Set CLAUDE_CODE_POWERSHELL_RESPECT_EXECUTION_POLICY=1 in your environment before launching Claude Code . This is required for organizations with restricted PowerShell execution policies. The default changed in v2.1.143; without this env var, the PowerShell tool passes -ExecutionPolicy Bypass on every invocation regardless of system policy.

What is the security fix in v2.1.145 and am I affected?

A permission-prompt bypass was possible via bare variable assignments to non-allowlisted environment variables inside Bash tool invocations . If your allowlist configs relied on this gap — intentionally or not — upgrading to v2.1.145+ closes it. Review Bash tool allowlist configurations after upgrading. Related patches in v2.1.147 and v2.1.149 address a PowerShell cd bypass and a git worktree sandbox write-allowlist misconfiguration respectively.

How do pinned background sessions work after v2.1.147?

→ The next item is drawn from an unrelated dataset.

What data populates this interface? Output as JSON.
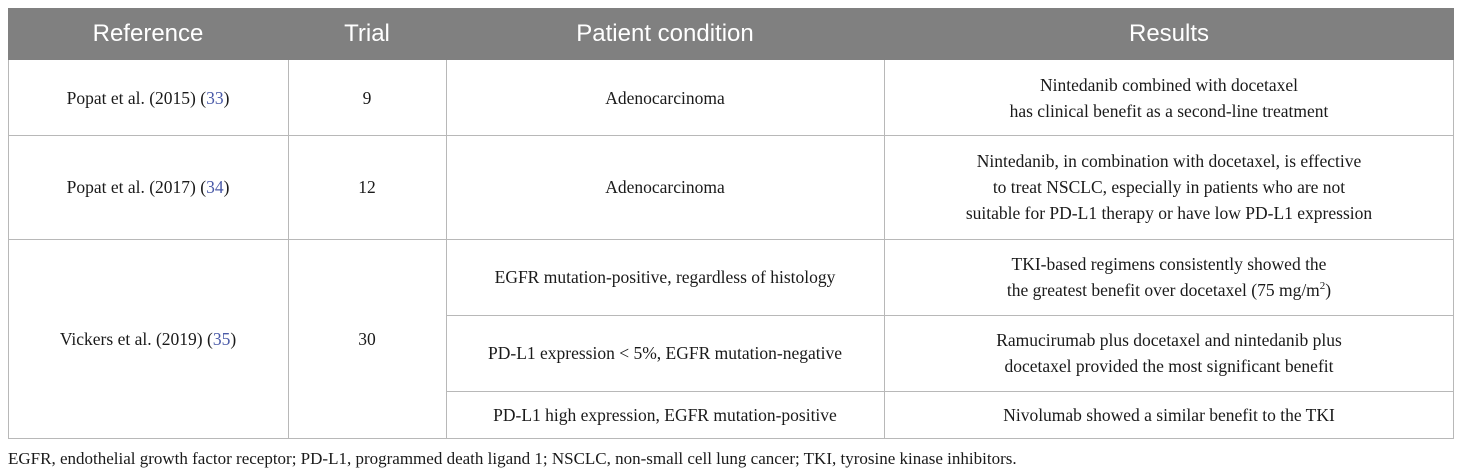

In the claude agents view, press Ctrl+T to pin a session . Pinned sessions stay alive on idle (unpinned sessions can be reaped) and are restarted in place when Claude Code updates, preserving their context instead of silently dying. This is the direct fix for long-running background agents that previously lost state across auto-updates.

What's Next for Claude Code

The v2.1.143–v2.1.150 window shows Claude Code operating in two modes simultaneously: shipping planned infrastructure — OTel tracing, /code-review, session pinning — while closing regressions and security gaps fast enough to stay within the same release window. That combination reflects healthy velocity under real production pressure.

For teams running Claude Code in production today, three items require immediate action: the /model scope change, the /simplify/code-review rename, and the PowerShell execution policy default. Everything else in this window is additive and opt-in. The full CHANGELOG, release history, and official Anthropic release notes are the authoritative sources for details beyond this summary.

Last updated: 2026-05-26. Based on Claude Code CHANGELOG entries for v2.1.143–v2.1.150 as published by Anthropic between May 15–23, 2026.